A expectativa é que todos os países da região participem da equipe com pelo menos um agente de cada nação. Os policiais começarão a ser recrutados em março. Esse modelo permitirá operações coordenadas e simultâneas entre os países para combater o tráfico de drogas.

“Eles poderão identificar a presença de recursos dessas organizações e gerar informações para novas operações criminais. Esse modelo vai garantir muito mais operações do que atualmente”, explicou o secretário-geral da Interpol, Valdecy Urquiza.

O governo brasileiro assinou no dia 23 um acordo de parceria com a Interpol. O Ministério da Justiça e Segurança Pública (MJSP) planeja investir cerca de R$ 11 milhões para um ano de projeto.

O formato foi inspirado na Força Integrada de Combate ao Crime Organizado (FICCO), criada no Brasil para coordenar autoridades federais e estaduais no enfrentamento ao crime organizado. O grupo atua em diversos estados brasileiros de forma coordenada.

“A ideia é que esses agentes tenham acesso a todas as informações globais de segurança pública, aos bancos de dados da Interpol, e possam realizar operações cooperativas em tempo real. Isso vai impulsionar ações estratégicas para desarticular o crime organizado transnacional na região”, afirmou a secretária nacional de Políticas sobre Drogas e Gestão de Ativos (SENAD), Marta Machado.

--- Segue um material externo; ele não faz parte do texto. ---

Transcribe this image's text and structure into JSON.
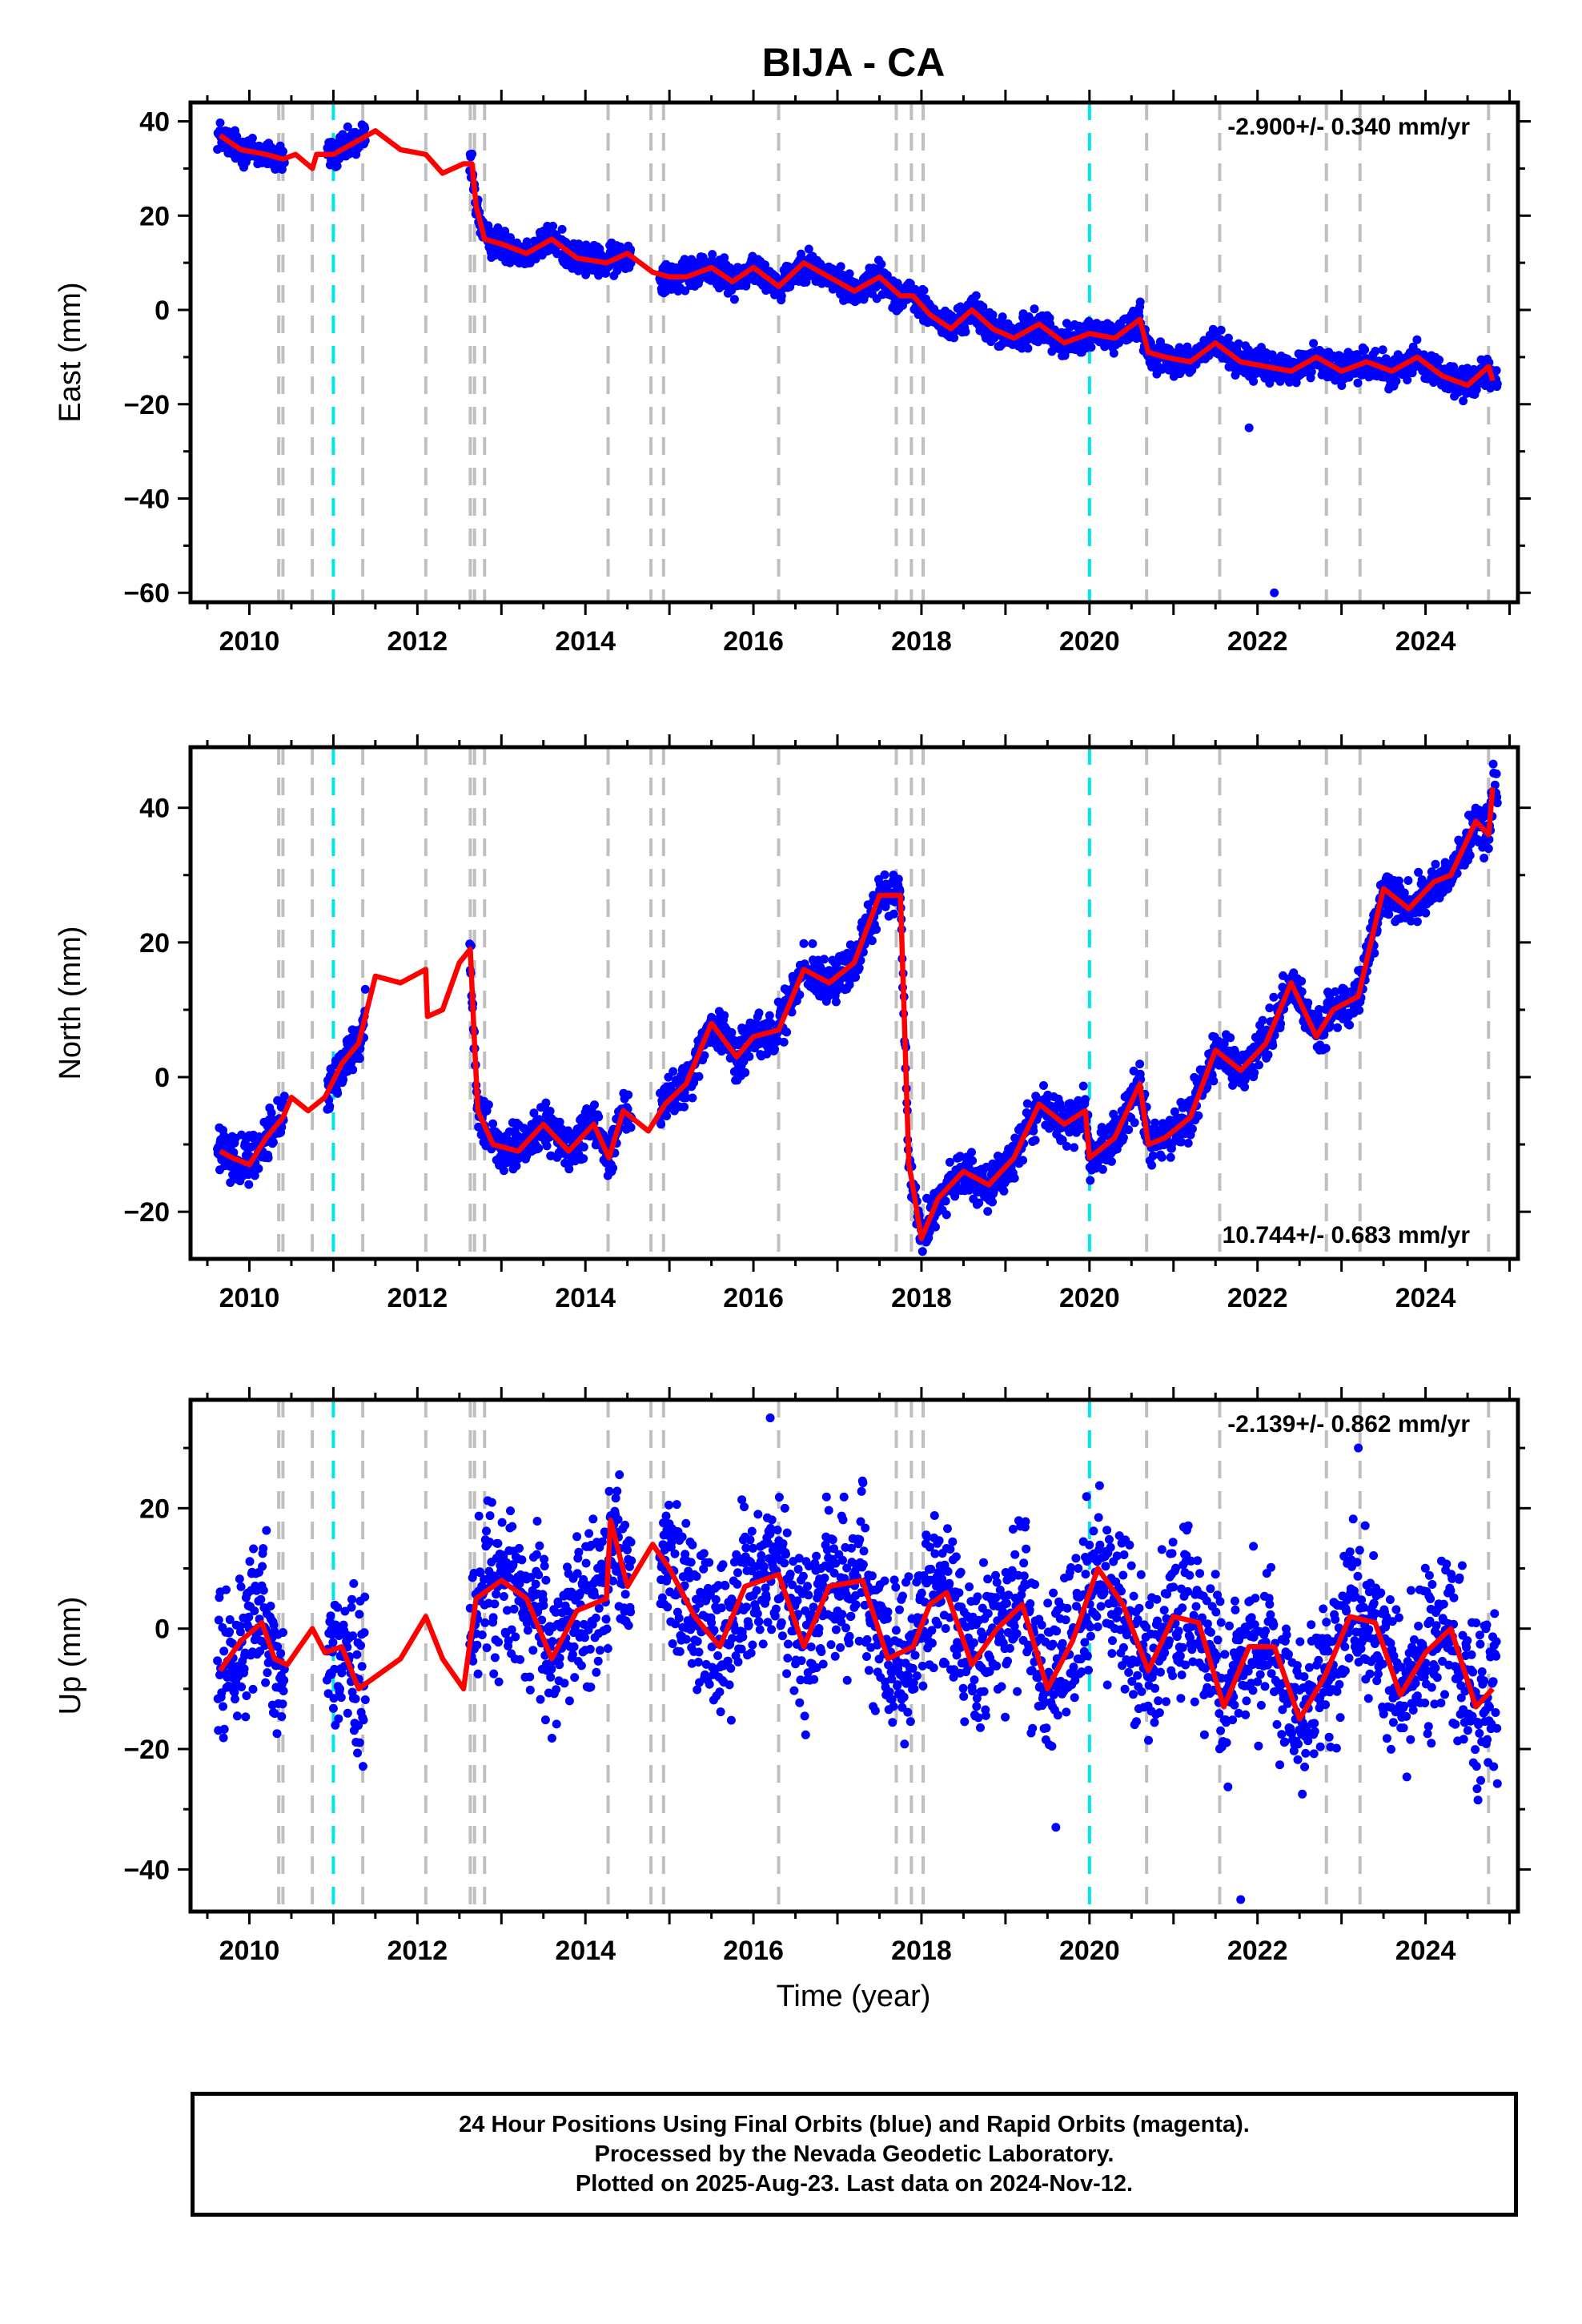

Em junho do ano passado, o governo já havia firmado um acordo inicial com a Interpol em Lyon, França, para fortalecer a parceria no combate ao crime organizado. Na ocasião, o presidente Luiz Inácio Lula da Silva comprometeu-se a atuar no enfrentamento às organizações criminosas.

Declaração do ministro

Durante o evento, o ministro da Justiça e Segurança Pública, Wellington Cesar Lima e Silva, afirmou que a parceria facilitará o fluxo ágil de informações entre os países, permitindo que as forças de segurança se antecipem contra o crime organizado. O ministro destacou a “preocupação constante” do ministério com a segurança pública.

“Essa é uma prioridade que afeta diretamente a população brasileira. Todas as pesquisas mostram isso. É fundamental que essa iniciativa seja elevada a um nível prioritário”, disse o ministro.

A segurança pública é uma das áreas com avaliação mais negativa no governo. Em janeiro, uma pesquisa da Paraná Pesquisas indicou que 44,3% da população percebeu piora na segurança durante a gestão do presidente Luiz Inácio Lula da Silva.

O tema da segurança pública tem gerado debates intensos entre o presidente Lula e grupos de direita e deve ser um foco nas eleições deste ano.

Em janeiro, após sua primeira reunião com o presidente Lula desde que assumiu o MJSP, Wellington Lima e Silva afirmou que o presidente decidiu tornar o combate ao crime organizado uma “ação de Estado”. Nesta segunda-feira, o ministro reforçou a “elevação do nível” das políticas para essa área. “Isso faz parte de um compromisso maior do presidente, que tem um firme propósito de combate ao crime organizado”, declarou.